The family of Rafael Tudares, son-in-law of opposition leader Edmundo González Urrutiakeeps alive the hope of seeing him free again before the end of the year. After 290 days of detention, his wife, Mariana González López, shared this Friday on the social network X a letter full of emotion and faith.
“Our children (…) are strong, they are resisting, and what they want most is to have you home again. Christmas is approaching, that time in which we celebrate the birth of the Baby Jesus, and they have already begun to write their letters. And the first thing they ask of the Baby Jesus, before anything else, is for their father to return home. May the Baby Jesus bring you back to us,” he wrote Mariana.
She explained that she wrote the letter “in the hope” that “someone with a little humanity and compassion” can get it to her husband. He said that since his arrest, which occurred on January 7, he has not had any news about his whereabouts.

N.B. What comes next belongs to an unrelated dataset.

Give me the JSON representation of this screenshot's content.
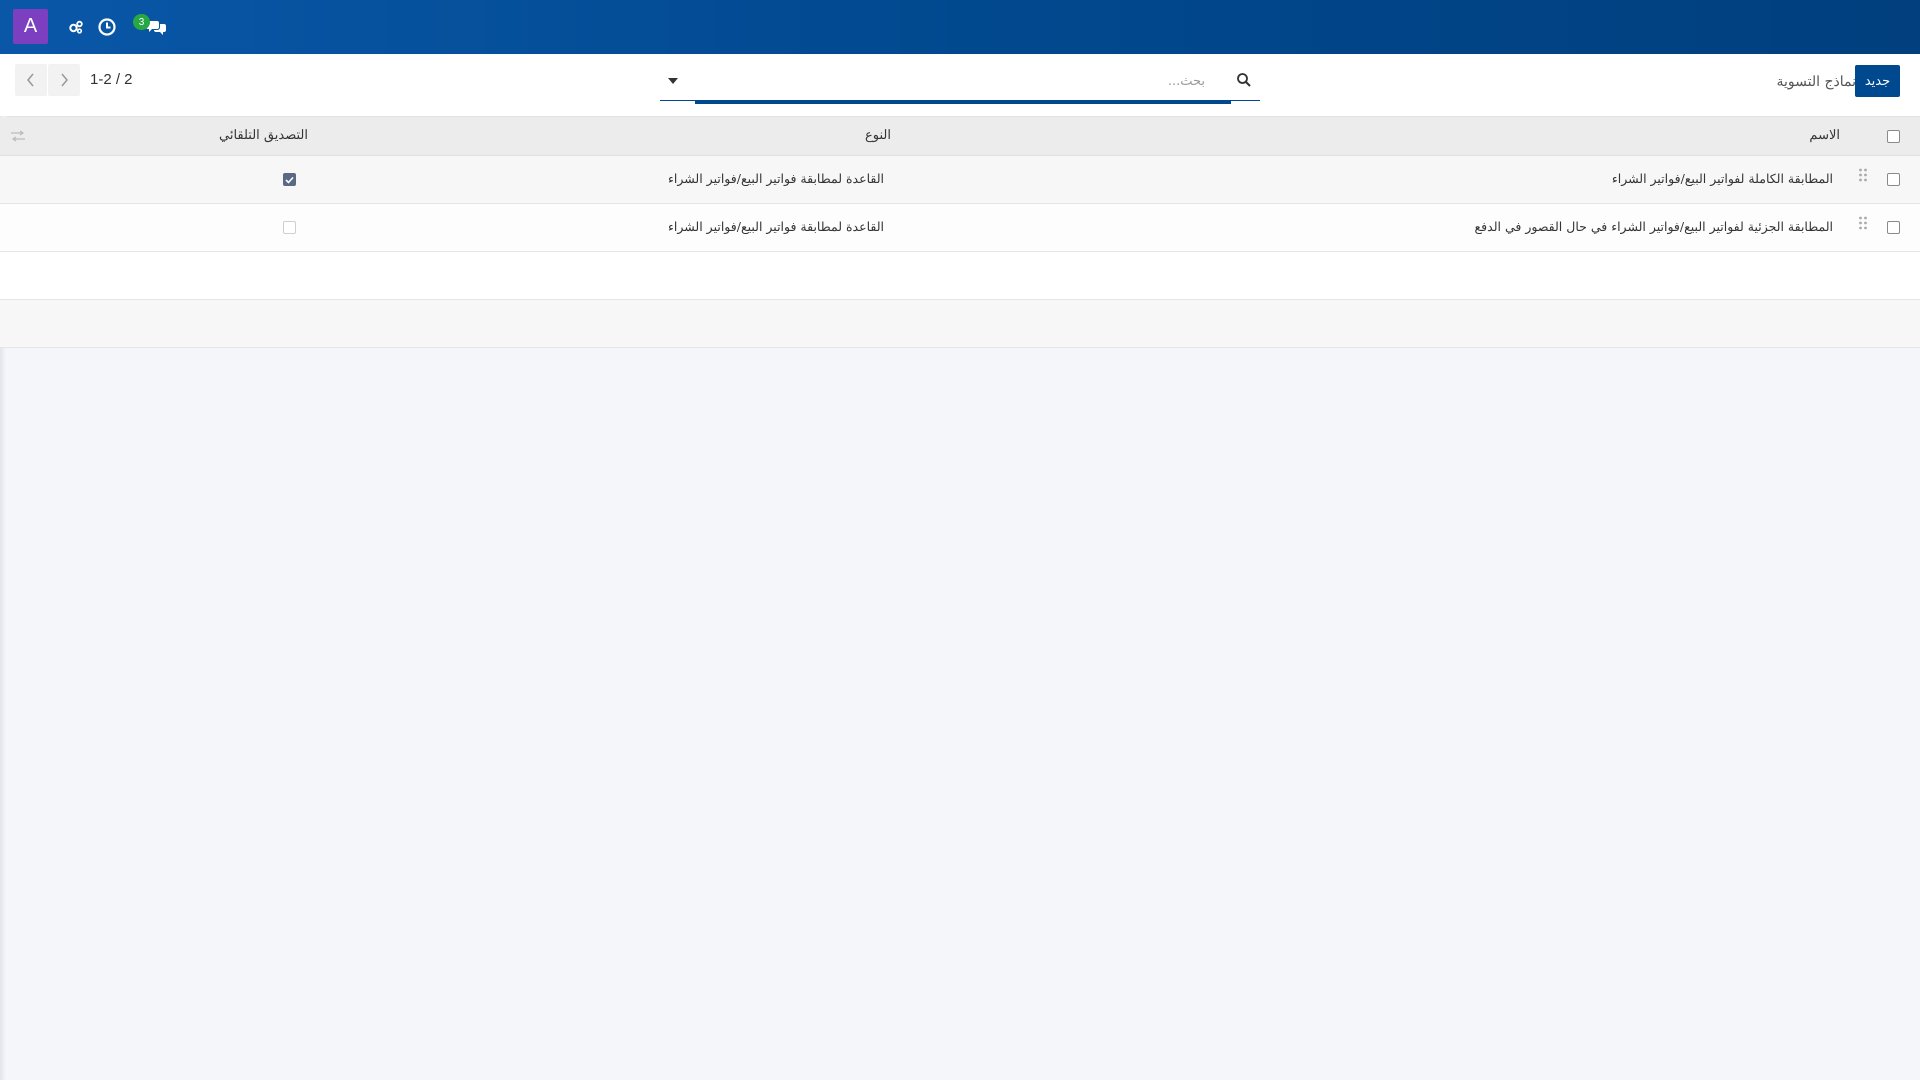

Since then, he assures that he has not stopped searching for information about him. “Not a single day has passed in which I have not done something” to try to find out where he is, he said in the letter.
“I have not given up, nor am I going to give up. I am going to make it. I want you to know that we are fine. That we are at home. That we are waiting for you with open arms,” he said.
Mariana González clarifies that her husband is not politically involved
On October 11, González López sent a public letter to the Venezuelan Episcopal Conference (CEV) to ask for your support and thus verify the conditions in which your husband is. He reported that, since his arrest, he has not been able to communicate with him and that the authorities have prevented him from giving him medicine or personal hygiene items.
In June, Mariana reported that a court decided to move forward with the trial of Tudares for the alleged crimes of “forging, conspiracy, terrorism, association, legitimation and financing”.
She also reiterated that her husband has no relationship with the political tensions that arose after the fraud allegations presented by the main opposition coalition after Nicolás Maduro was proclaimed re-elected president in the July 2024 elections.
My husband has “nothing to do with that political conflict that keeps him deprived of his freedom,” she insisted.
With the arrival of Christmas getting closer, Rafael Tudares’ family keeps their faith intact and dreams of being able to hug him again under the same roof.